Elementi della mostra inaugurale rimarranno per un po’ nella nostra galleria/project room per essere studiati dagli artisti in residenza, che poi creeranno una nuova opera in dialogo con la mostra. Quindi sostituiremo alcuni elementi della mostra inaugurale originale con nuovo materiale dei nostri residenti e collaboratori esterni per “rinfrescare” il discorso visivo. Questo progetto rimarrà per almeno due anni, durante i quali lavoreremo allo sviluppo di nuove mostre.
Avete programmi specifici dedicati alle problematiche della nostra epoca, come i diritti umani, la democrazia, l’immigrazione, la tutela dell’ambiente?
La nostra agenda di ricerca, così come le attività artistiche, verteranno sul modo in cui gli artisti dello Zambia e altri attori culturali locali percepiscono il mondo che li circonda. Intendiamo radicare tutte le nostre attività in ciò che è rilevante e più urgente per gli artisti, la gente comune e il Paese che consideriamo la nostra casa; perché è lì che deve indirizzarsi prima di tutto il nostro senso di solidarietà.
Lo Zambia è un Paese giovane. In meno di 140 anni, il territorio è passato dall’essere un avamposto coloniale britannico per interessi commerciali, all’essere, 57 anni fa, uno Stato indipendente. Sullo sfondo di quella storia pre-coloniale, coloniale e post-coloniale, le persone di lingua bantu emigrate principalmente dai regni Luba-Lunda dell’odierno Congo si erano stabilite all’interno e attorno agli attuali confini politici, stabilendo regni separati. Poi, insieme agli inglesi, con il tempo si stabilirono qui anche piccoli gruppi di indiani e comunità ebraiche. Questa breve storia parla di emigrazione, colonialismo, geografia e soprattutto “ibridità”, un tema che sarà uno dei cardini più importanti in alcuni dei nostri progetti.

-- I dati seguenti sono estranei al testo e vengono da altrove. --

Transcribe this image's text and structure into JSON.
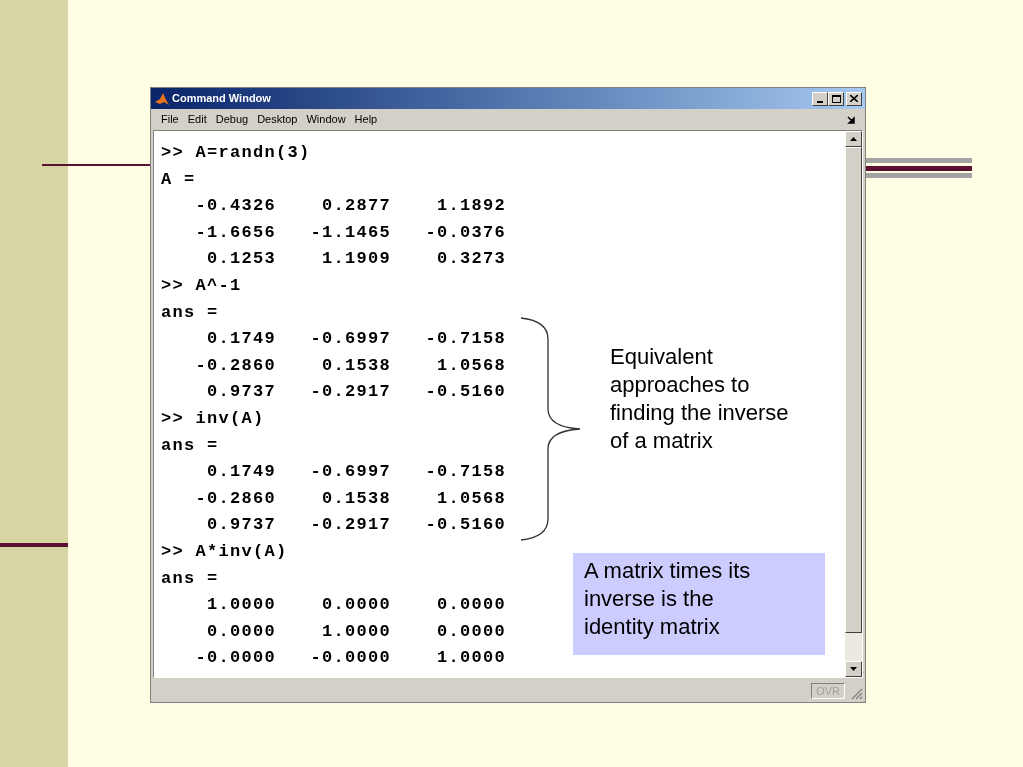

In quanto artista, come avverti il tuo ruolo nella società contemporanea?
L’arte contemporanea è essenziale per la stessa società contemporanea. Così come abbiamo bisogno di un medico per curare i malati e i feriti, abbiamo bisogno dell’artista. Detto questo, l’arte del pensiero coinvolge tutti i nostri sensi e suggerisce audacemente nuove prospettive e comprensioni, ho scelto consapevolmente di creare un qualcosa che contribuirà a migliorare questo dibattito. Lavoro con questioni ricorrenti che influenzano lo stato della condizione umana, come il conflitto derivante da meccanismi di identità artificiali e divisivi, o il pregiudizio infondato e non scientifico nei confronti di una qualsiasi identità “altra”.
La mia attenzione è anche orientata ad aumentare la consapevolezza di ciò che la combinazione fra la diaspora, l’ibridità e l’identità può fare per dissipare questo conflitto.
Il mio approccio nell’affrontare questi problemi ha prospettive e mezzi diversi, perché nessuno di essi, da solo, soddisfa pienamente i miei obiettivi. Quindi, anche se mi identifico come scultore, lavoro ugualmente con immagini, video, performance e testo. Attingo deliberatamente da altri campi del sapere come le neuroscienze, l’astronomia e persino la linguistica, al di fuori dei confini tradizionali delle arti visive, perché tutte le discipline che definiscono l’umanità sono interdipendenti.